I think the issue is somehow “xl/worksheets/sheet1.xml” got renamed to “xl/worksheets/Sheet1.xml” with a capital S

julia> using ZipArchives

julia> r = ZipReader(read("not_working.xlsx"))
6645 byte, 13 entry ZipReader{Vector{UInt8}}
total uncompressed size: 20787 bytes
  "[Content_Types].xml"
  "_rels/"
  "docProps/"
  "xl/"

julia> zip_names(r)
13-element Vector{String}:
 "[Content_Types].xml"
 "docProps/"
 "docProps/app.xml"
 "docProps/core.xml"
 "xl/"
 "xl/sharedStrings.xml"
 "xl/workbook.xml"
 "xl/worksheets/"
 "xl/worksheets/Sheet1.xml"
 "xl/_rels/"
 "xl/_rels/workbook.xml.rels"
 "_rels/"
 "_rels/.rels"

The following function seems to fix the issue, but I’m not sure if this is a robust solution.

julia> function fix_broken_xlsx(broken_filename, new_filename)
           r = ZipReader(read(broken_filename))
           ZipWriter(new_filename) do w
               for name in zip_names(r)
                   zip_isdir(r, name) && continue
                   content = zip_readentry(r, name)
                   if name == "xl/worksheets/Sheet1.xml"
                       name = "xl/worksheets/sheet1.xml"
                   end
                   zip_writefile(w, name, content)
               end
           end
       end
fix_broken_xlsx (generic function with 1 method)

julia> fix_broken_xlsx("not_working.xlsx", "maybe_working.xlsx");

julia> f1 = XLSX.openxlsx("maybe_working.xlsx")
XLSXFile("maybe_working.xlsx") containing 1 Worksheet
            sheetname size          range
-------------------------------------------------
                   de 4x103         A1:CY4
1 Like

Thanks a lot, Nathan. I appreciate your solution.
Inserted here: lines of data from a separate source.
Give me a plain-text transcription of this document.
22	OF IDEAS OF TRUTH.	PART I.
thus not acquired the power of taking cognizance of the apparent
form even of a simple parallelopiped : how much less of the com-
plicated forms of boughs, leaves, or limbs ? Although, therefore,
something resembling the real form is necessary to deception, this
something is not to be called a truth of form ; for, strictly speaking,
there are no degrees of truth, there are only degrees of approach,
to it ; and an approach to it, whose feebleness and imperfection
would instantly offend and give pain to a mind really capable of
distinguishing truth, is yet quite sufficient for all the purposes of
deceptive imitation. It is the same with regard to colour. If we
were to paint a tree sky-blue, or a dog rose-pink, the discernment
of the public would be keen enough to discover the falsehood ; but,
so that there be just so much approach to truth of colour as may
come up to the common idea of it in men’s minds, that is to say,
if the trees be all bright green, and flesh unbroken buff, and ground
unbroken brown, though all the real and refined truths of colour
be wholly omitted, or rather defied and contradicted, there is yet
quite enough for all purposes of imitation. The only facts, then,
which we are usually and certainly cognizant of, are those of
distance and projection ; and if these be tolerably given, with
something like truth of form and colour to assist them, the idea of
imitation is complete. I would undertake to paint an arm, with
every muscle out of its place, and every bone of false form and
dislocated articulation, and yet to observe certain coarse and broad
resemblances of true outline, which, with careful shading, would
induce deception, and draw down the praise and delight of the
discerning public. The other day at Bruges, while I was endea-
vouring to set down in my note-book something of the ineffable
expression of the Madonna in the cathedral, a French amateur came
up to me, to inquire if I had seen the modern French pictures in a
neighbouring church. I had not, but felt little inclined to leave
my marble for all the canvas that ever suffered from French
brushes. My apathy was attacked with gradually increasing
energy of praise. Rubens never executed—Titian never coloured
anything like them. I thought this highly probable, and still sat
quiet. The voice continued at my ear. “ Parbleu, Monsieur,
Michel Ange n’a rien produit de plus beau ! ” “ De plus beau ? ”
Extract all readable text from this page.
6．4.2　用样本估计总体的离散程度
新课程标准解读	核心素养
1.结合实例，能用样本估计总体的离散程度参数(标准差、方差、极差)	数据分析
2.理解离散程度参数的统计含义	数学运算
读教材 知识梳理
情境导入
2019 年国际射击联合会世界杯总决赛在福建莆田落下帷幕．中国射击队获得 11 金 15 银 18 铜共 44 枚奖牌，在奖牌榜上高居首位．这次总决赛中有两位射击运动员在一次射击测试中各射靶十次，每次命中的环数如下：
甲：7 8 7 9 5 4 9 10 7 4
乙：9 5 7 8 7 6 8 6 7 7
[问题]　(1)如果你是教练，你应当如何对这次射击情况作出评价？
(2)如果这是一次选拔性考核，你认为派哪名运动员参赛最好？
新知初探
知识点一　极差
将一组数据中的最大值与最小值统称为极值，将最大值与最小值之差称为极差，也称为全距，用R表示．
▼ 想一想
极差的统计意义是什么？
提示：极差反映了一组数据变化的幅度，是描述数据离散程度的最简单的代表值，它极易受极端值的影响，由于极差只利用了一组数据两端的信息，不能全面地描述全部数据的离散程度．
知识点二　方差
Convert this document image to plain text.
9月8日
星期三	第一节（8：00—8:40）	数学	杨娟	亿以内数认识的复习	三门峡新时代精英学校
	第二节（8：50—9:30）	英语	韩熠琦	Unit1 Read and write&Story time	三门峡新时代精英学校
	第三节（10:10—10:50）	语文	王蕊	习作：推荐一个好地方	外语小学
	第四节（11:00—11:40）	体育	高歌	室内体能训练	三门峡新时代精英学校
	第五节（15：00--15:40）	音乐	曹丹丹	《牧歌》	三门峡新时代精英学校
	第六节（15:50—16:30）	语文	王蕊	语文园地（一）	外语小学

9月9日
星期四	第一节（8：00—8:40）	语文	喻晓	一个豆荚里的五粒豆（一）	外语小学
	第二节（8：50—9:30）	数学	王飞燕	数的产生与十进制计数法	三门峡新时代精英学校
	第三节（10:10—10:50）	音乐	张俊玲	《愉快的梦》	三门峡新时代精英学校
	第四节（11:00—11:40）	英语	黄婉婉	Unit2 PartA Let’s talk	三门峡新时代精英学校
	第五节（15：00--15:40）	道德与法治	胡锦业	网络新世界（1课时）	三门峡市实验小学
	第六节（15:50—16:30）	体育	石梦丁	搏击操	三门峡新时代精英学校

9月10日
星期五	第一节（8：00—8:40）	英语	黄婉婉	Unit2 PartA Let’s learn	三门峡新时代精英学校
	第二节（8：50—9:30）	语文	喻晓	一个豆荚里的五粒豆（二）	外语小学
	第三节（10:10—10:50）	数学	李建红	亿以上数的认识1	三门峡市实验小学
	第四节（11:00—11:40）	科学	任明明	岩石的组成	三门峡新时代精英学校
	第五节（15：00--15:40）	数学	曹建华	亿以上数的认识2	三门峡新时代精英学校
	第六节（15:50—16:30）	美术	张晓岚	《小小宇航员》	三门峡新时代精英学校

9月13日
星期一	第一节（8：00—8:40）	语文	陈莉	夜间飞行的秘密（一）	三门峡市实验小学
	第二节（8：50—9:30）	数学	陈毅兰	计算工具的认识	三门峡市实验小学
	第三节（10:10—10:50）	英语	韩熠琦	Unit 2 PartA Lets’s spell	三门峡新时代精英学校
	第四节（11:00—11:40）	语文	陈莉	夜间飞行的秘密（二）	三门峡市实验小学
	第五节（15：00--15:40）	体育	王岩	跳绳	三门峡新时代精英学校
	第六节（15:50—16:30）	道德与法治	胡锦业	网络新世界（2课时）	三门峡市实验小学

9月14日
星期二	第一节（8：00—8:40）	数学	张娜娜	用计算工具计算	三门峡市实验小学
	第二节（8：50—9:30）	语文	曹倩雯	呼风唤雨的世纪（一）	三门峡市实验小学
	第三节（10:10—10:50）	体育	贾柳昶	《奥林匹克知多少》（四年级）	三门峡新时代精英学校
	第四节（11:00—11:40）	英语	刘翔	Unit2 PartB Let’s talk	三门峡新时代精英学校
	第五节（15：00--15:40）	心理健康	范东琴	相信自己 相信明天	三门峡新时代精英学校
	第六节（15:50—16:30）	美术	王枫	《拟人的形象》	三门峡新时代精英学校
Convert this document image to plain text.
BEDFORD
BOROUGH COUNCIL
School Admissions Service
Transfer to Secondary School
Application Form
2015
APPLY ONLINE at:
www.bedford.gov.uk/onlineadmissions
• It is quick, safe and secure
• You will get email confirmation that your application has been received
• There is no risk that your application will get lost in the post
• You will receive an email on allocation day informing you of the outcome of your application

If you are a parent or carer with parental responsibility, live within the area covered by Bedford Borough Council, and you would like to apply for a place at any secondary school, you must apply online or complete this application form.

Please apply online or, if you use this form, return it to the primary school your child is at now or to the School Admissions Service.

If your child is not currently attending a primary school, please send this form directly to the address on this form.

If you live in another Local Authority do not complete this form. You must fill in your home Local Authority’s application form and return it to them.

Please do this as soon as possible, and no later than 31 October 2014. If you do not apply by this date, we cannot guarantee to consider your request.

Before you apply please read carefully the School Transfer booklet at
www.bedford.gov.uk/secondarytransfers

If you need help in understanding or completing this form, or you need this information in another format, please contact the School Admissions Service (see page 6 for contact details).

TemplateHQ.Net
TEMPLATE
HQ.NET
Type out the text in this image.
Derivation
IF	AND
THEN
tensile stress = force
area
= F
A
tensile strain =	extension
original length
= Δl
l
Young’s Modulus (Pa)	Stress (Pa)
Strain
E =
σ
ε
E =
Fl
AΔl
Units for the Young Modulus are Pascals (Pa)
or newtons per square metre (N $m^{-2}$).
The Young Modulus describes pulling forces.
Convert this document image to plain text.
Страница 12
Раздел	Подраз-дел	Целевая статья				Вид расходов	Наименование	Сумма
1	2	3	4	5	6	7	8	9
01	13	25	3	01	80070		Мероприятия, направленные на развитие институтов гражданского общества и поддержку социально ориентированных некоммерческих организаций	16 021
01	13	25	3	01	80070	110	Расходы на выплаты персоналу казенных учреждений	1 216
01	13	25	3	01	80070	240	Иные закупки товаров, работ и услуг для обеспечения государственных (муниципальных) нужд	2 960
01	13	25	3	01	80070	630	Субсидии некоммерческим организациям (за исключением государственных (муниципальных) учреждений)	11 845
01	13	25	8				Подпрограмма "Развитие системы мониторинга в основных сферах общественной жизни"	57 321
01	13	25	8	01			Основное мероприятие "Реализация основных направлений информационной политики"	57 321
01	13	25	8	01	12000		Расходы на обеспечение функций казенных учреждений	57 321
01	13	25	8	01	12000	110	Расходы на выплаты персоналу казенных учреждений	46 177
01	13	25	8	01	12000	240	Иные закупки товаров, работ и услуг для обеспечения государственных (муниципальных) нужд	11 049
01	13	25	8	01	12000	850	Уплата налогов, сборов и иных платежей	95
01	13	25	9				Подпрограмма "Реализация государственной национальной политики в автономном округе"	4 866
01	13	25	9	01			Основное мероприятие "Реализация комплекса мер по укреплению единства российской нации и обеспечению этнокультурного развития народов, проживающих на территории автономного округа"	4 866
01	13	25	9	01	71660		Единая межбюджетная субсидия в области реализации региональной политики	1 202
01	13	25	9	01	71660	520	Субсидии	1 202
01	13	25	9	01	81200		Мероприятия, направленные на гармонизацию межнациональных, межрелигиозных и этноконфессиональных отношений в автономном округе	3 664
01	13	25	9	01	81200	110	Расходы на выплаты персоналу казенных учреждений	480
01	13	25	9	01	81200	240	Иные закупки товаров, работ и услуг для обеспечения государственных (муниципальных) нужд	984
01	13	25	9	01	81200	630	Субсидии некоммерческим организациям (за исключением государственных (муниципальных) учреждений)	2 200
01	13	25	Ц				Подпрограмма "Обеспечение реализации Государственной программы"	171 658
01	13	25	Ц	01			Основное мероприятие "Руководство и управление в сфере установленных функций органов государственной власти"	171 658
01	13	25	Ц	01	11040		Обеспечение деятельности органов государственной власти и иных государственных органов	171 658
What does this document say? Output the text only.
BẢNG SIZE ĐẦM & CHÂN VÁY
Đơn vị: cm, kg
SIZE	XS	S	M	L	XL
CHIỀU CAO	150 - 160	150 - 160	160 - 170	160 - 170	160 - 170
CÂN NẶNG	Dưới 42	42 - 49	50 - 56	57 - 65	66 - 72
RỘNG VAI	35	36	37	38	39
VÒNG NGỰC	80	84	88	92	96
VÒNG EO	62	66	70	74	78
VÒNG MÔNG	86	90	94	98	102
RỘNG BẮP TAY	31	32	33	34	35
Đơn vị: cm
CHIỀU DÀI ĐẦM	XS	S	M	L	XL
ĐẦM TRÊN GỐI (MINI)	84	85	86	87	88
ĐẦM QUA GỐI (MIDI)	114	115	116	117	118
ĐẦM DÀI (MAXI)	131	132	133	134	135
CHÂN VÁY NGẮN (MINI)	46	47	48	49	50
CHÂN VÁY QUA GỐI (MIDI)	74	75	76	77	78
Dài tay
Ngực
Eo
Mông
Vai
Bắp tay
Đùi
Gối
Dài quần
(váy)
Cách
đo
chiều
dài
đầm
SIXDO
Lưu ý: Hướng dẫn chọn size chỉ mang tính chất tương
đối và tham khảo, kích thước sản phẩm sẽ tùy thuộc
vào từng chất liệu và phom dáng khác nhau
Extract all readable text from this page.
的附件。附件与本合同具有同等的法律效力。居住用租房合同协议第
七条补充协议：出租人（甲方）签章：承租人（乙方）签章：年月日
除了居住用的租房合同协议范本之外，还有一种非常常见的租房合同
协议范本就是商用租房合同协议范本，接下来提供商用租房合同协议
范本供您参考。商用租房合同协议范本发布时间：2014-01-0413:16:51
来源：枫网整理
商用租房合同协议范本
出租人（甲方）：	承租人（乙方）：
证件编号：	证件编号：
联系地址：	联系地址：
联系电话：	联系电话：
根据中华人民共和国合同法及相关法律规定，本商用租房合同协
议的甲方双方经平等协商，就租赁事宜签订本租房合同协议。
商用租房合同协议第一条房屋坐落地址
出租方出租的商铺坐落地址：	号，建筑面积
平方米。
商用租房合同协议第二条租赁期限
I did not manage to use ZipArchive but followed your approach like this

using ZipFile

function fix_broken_xlsx(broken_filename, new_filename)
    r = ZipFile.Reader(broken_filename)
    w = ZipFile.Writer(new_filename)
    
    for f in r.files
        # Read the content of the file
        content = read(f)
        
        # Check and rename if necessary
        if f.name == "xl/worksheets/Sheet1.xml"
            wf = ZipFile.addfile(w, "xl/worksheets/sheet1.xml")
            write(wf, content)
        else
            wf = ZipFile.addfile(w, f.name)
            write(wf, content)
        end
    end
    
    # Close the readers and writers
    close(r)
    close(w)
end
''